Fortunately, the custodian satellite RemoveDERBRIS might be here with the fix. Created by a group of international scientists and engineers created the spacecraft, RemoveDEBRIS was launched to the International Space Station by SpaceX’s Falcon 9 rocket in April. On Thursday, it demonstrated how it can literally fish space junk out of orbit using a massive net.
“We are absolutely delighted with the outcome of the net technology,” said Guglielmo Aglietti, Director of the Surrey Space Center, in a statement. “While it might sound like a simple idea, the complexity of using a net in space to capture a piece of debris took many years of planning, engineering and coordination.”
This was more a test run, RemoveDERBRIS didn’t trap a piece of actual space junk but a simulation of floating garbage. When the 220-pound orbiter was deployed from the ISS, it shot out a smaller satellite called CubeSat that it quickly reclaimed after firing its net.

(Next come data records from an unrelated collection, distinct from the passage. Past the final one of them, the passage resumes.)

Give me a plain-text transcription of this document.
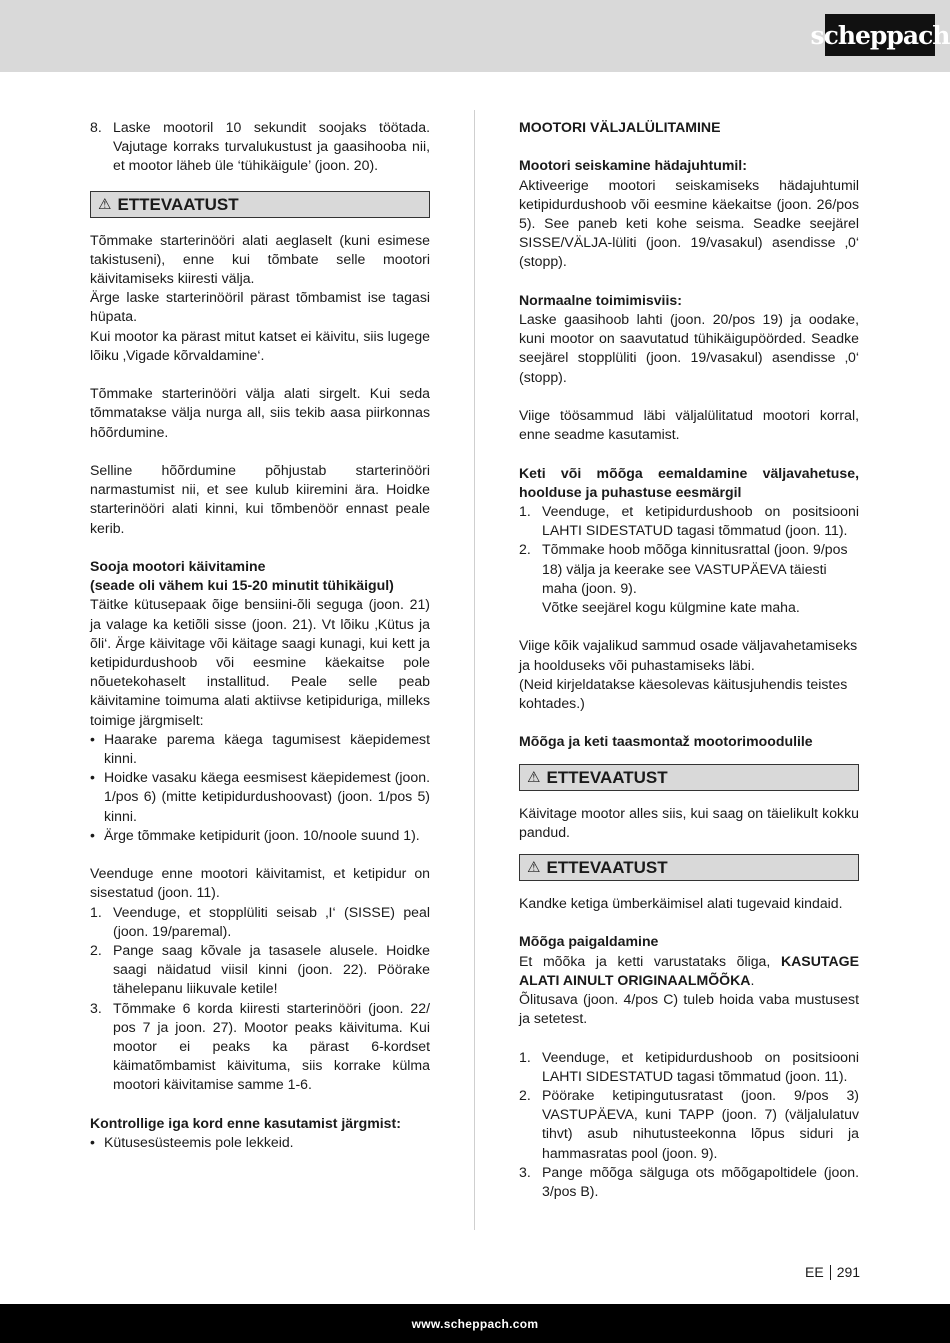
scheppach
8. Laske mootoril 10 sekundit soojaks töötada. Vajutage korraks turvalukustust ja gaasihooba nii, et mootor läheb üle ‘tühikäigule’ (joon. 20).
⚠ ETTEVAATUST

Tõmmake starterinööri alati aeglaselt (kuni esimese takistuseni), enne kui tõmbate selle mootori käivitamiseks kiiresti välja.

Ärge laske starterinööril pärast tõmbamist ise tagasi hüpata.

Kui mootor ka pärast mitut katset ei käivitu, siis lugege lõiku ‚Vigade kõrvaldamine‘.

Tõmmake starterinööri välja alati sirgelt. Kui seda tõmmatakse välja nurga all, siis tekib aasa piirkonnas hõõrdumine.

Selline hõõrdumine põhjustab starterinööri narmastumist nii, et see kulub kiiremini ära. Hoidke starterinööri alati kinni, kui tõmbenöör ennast peale kerib.

Sooja mootori käivitamine

(seade oli vähem kui 15-20 minutit tühikäigul)

Täitke kütusepaak õige bensiini-õli seguga (joon. 21) ja valage ka ketiõli sisse (joon. 21). Vt lõiku ‚Kütus ja õli‘. Ärge käivitage või käitage saagi kunagi, kui kett ja ketipidurdushoob või eesmine käekaitse pole nõuetekohaselt installitud. Peale selle peab käivitamine toimuma alati aktiivse ketipiduriga, milleks toimige järgmiselt:

• Haarake parema käega tagumisest käepidemest kinni.
• Hoidke vasaku käega eesmisest käepidemest (joon. 1/pos 6) (mitte ketipidurdushoovast) (joon. 1/pos 5) kinni.
• Ärge tõmmake ketipidurit (joon. 10/noole suund 1).

Veenduge enne mootori käivitamist, et ketipidur on sisestatud (joon. 11).

1. Veenduge, et stopplüliti seisab ‚I‘ (SISSE) peal (joon. 19/paremal).
2. Pange saag kõvale ja tasasele alusele. Hoidke saagi näidatud viisil kinni (joon. 22). Pöörake tähelepanu liikuvale ketile!
3. Tõmmake 6 korda kiiresti starterinööri (joon. 22/ pos 7 ja joon. 27). Mootor peaks käivituma. Kui mootor ei peaks ka pärast 6-kordset käimatõmbamist käivituma, siis korrake külma mootori käivitamise samme 1-6.

Kontrollige iga kord enne kasutamist järgmist:

• Kütusesüsteemis pole lekkeid.

MOOTORI VÄLJALÜLITAMINE

Mootori seiskamine hädajuhtumil:

Aktiveerige mootori seiskamiseks hädajuhtumil ketipidurdushoob või eesmine käekaitse (joon. 26/pos 5). See paneb keti kohe seisma. Seadke seejärel SISSE/VÄLJA-lüliti (joon. 19/vasakul) asendisse ‚0‘ (stopp).

Normaalne toimimisviis:

Laske gaasihoob lahti (joon. 20/pos 19) ja oodake, kuni mootor on saavutatud tühikäigupöörded. Seadke seejärel stopplüliti (joon. 19/vasakul) asendisse ‚0‘ (stopp).

Viige töösammud läbi väljalülitatud mootori korral, enne seadme kasutamist.

Keti või mõõga eemaldamine väljavahetuse, hoolduse ja puhastuse eesmärgil

1. Veenduge, et ketipidurdushoob on positsiooni LAHTI SIDESTATUD tagasi tõmmatud (joon. 11).
2. Tõmmake hoob mõõga kinnitusrattal (joon. 9/pos 18) välja ja keerake see VASTUPÄEVA täiesti maha (joon. 9).
Võtke seejärel kogu külgmine kate maha.

Viige kõik vajalikud sammud osade väljavahetamiseks ja hoolduseks või puhastamiseks läbi.
(Neid kirjeldatakse käesolevas käitusjuhendis teistes kohtades.)

Mõõga ja keti taasmontaž mootorimoodulile

⚠ ETTEVAATUST

Käivitage mootor alles siis, kui saag on täielikult kokku pandud.

⚠ ETTEVAATUST

Kandke ketiga ümberkäimisel alati tugevaid kindaid.

Mõõga paigaldamine

Et mõõka ja ketti varustataks õliga, KASUTAGE ALATI AINULT ORIGINAALMÕÕKA.

Õlitusava (joon. 4/pos C) tuleb hoida vaba mustusest ja setetest.

1. Veenduge, et ketipidurdushoob on positsiooni LAHTI SIDESTATUD tagasi tõmmatud (joon. 11).
2. Pöörake ketipingutusratast (joon. 9/pos 3) VASTUPÄEVA, kuni TAPP (joon. 7) (väljalulatuv tihvt) asub nihutusteekonna lõpus siduri ja hammasratas pool (joon. 9).
3. Pange mõõga sälguga ots mõõgapoltidele (joon. 3/pos B).
EE 291
www.scheppach.com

If the system was fully in action, RemoveDERBRIS would then tug the space junk downwards forcing it to disintegrate in Earth’s atmosphere. But this was simply a field test of the clean-up method and there two tests remain to be completed before RemoveDEBRIS is ready to start cleaning up space in earnest.
In the following months, the satellite will attempt to hit a target with its built-in space harpoon. The goal of this experiment is to see whether it could one day skewer floating rocket debris using a vision-based detection system akin to self-driving car tech.
As pollution down here on Earth’s surface grows increasingly unmanageable, lets hope a future fleet of RemoveDERBRIS clones can stop it from becoming as bad above the atmosphere.